Suddenly, the lively ringing tone of Winter’s mobile phone shattered the awkward silence like breaking glass.
“Aren’t you going to answer that?”
“Do you mind?”
“Yes and no. But answer the damn thing anyway.” She gave a choking little laugh, leapt out of bed and ran to the bathroom.
Winter reached for the phone and glanced at the tiny screen, but the number meant nothing to him. “Winter,” he barked.
“Is that Fred Winter?”
Winter frowned, not recognizing the voice. “Yes,” he said slowly, “And who are you?”
“You’re a detective, right?”
“Retired…” Winter murmured cautiously.
“I’m Colin Fox, Nina’s brother. Do you mind telling me what the hell is going on?”
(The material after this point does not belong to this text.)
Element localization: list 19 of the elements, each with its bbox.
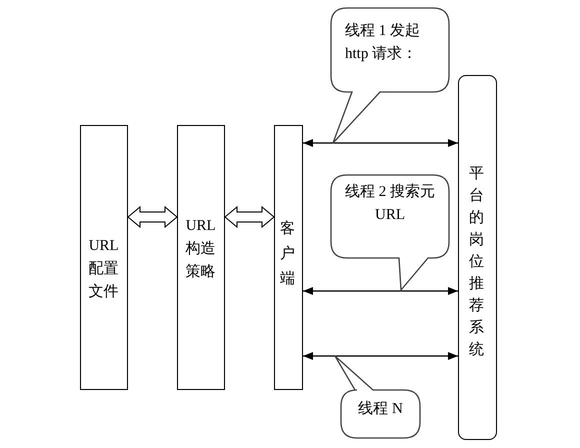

Later, Winter glowered at Carol across the breakfast table, “You never told me Nina Fox has a brother.”
“You never asked,” she replied cheerfully, any tension between them buried under layers of toast and marmalade. “He’s been working abroad anyway, somewhere in the States I think.”
“Well, he’s back now and asking questions. More to the point, he seems to think I have all the answers.”
“And haven’t you?” She laughed lightly although he couldn’t help but notice how the violet eyes strayed in each and every direction but at him. .
“You can ask that after last night’s little fiasco?” He glared.
“More tea…?” He nodded. “Then you’ll have to help yourself. I’m afraid, the waitress is off sick.” But if he heard, he gave no sign. Carol sighed, leaned across the table and refilled his mug from an earthenware teapot. “Can you manage to lift the milk jug yourself?” Again, no response, but she resisted an impulse to pour the milk in his lap. “So where is our Mr Fox now?” she asked between bites on a piece of burnt toast.
“Apparently, he’s at Nina’s apartment.” Winter broke off from his reverie and reached for the milk jug.
“With Nina and Pip…?”
“So I assumed at first. But that’s the strangest thing.”  He looked directly at her. “He claims not to have seen a soul since he arrived there yesterday evening.”